Autism, by contrast, is not a threat to be cataloged. It is a spectrum of human experience that includes engineers, artists, scientists, and children with dreams and dignity. Autistic people need accommodations, not registries. They need equity, not tracking numbers. They need allies, not inquisitors.
This registry proposal is the kind of bad idea that metastasizes if left unchecked. It will not end with autism. What next? A registry for people with bipolar disorder? A tracking system for those who experience psychosis? A federal list of people with intellectual disabilities? This is the slippery slope we are tumbling down when we normalize government surveillance under the guise of care. And it is not just autistic individuals who should be terrified. Every person with a disability should be sounding the alarm. Every ally should be organizing resistance. Every journalist worth their pen should be pressing Kennedy on the logistics, legality, and morality of this obscene plan.

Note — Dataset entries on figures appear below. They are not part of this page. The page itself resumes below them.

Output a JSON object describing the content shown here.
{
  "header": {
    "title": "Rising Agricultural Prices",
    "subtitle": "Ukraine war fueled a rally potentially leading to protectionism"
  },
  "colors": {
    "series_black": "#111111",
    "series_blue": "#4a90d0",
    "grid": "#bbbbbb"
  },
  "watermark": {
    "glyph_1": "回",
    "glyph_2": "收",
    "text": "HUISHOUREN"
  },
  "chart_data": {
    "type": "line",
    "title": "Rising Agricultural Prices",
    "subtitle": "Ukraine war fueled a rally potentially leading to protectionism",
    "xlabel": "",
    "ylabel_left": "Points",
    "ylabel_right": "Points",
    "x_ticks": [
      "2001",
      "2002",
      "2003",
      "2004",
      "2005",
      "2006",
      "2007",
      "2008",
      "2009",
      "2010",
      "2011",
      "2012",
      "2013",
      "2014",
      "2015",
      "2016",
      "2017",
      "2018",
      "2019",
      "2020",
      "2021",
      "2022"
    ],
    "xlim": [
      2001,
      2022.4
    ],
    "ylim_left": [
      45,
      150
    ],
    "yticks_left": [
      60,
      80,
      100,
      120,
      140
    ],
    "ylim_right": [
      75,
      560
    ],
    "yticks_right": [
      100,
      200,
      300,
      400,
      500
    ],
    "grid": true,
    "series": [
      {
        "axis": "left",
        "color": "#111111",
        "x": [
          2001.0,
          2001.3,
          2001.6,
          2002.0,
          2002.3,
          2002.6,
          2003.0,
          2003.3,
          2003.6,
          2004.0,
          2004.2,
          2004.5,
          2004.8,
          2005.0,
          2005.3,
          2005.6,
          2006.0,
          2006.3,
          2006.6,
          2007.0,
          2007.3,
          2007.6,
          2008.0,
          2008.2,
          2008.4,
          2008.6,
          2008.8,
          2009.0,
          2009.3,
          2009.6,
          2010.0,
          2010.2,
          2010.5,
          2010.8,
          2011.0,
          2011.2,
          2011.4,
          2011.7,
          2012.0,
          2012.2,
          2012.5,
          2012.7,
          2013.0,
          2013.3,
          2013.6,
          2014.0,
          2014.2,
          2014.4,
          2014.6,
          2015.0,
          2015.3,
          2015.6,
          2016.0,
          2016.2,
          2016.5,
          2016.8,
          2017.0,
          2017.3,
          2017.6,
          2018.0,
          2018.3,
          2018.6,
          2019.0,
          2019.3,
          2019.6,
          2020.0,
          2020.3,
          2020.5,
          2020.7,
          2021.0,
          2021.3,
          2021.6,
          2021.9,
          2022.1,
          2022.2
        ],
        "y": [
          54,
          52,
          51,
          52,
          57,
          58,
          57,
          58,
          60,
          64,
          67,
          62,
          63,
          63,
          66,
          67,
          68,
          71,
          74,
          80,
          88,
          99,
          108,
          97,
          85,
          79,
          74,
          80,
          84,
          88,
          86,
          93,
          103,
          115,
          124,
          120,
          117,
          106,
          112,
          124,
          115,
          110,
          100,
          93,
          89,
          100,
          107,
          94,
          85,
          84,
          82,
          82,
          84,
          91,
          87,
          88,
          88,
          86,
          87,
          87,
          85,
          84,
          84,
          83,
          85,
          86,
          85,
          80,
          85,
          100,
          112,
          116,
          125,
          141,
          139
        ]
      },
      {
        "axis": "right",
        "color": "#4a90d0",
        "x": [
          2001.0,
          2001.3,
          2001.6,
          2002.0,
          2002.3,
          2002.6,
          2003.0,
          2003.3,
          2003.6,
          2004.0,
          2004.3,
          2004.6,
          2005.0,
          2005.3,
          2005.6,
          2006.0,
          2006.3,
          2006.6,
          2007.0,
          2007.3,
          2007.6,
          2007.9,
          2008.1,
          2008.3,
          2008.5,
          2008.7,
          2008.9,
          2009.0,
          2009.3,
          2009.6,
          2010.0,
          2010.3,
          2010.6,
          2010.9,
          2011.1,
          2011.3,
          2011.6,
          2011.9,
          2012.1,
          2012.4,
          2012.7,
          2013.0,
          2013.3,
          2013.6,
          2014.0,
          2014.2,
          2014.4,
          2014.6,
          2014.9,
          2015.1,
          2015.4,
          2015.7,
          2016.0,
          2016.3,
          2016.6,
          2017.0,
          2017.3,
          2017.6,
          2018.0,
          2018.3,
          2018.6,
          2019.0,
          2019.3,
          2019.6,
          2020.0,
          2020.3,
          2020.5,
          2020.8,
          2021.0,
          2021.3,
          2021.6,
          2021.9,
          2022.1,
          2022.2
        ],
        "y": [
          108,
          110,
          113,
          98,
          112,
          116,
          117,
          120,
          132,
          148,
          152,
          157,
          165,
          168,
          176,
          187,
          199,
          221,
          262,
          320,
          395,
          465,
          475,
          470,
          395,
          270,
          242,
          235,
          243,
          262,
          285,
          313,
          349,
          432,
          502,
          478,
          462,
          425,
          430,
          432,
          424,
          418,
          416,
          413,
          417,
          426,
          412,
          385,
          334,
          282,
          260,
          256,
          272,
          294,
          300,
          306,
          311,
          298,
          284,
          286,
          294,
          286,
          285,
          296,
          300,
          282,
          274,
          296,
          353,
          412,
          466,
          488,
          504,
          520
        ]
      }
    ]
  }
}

To those still clinging to the idea that RFK Jr. is a misunderstood maverick—snap out of it. He is not fighting the system. He is the system, rebranded in fringe theories and silver spoon rebellion. His name may come with prestige. However, his ideas reek of paternalism, control, and 20th-century authoritarianism. They are dressed up in 21st-century language.
And if you are reading this and thinking, “Well, what harm could a registry really do?”—ask yourself this: When has a government registry of a marginalized group ever ended well? Think hard. I will wait.
Autistic people are not data points. They are not epidemiological experiments. They are not your public health scapegoat. They are human beings. It is shocking that this even has to be stated in 2025. This is a damning indictment of how far we have not come. RFK Jr. should retract this proposal immediately. He should offer not just clarification, but a full-throated apology. This apology should go to the autistic community and disability rights advocates. It should also go to every American. These Americans still believe in the right to exist without being tracked. They do not want to be categorized and surveilled.
And if he refuses, then let history remember him not as a crusader, but as a cautionary tale. Another Kennedy was drunk on ideology. He mistook his privilege for wisdom. He believed his platform gave him permission to violate the most sacred rights of the people he claimed to protect.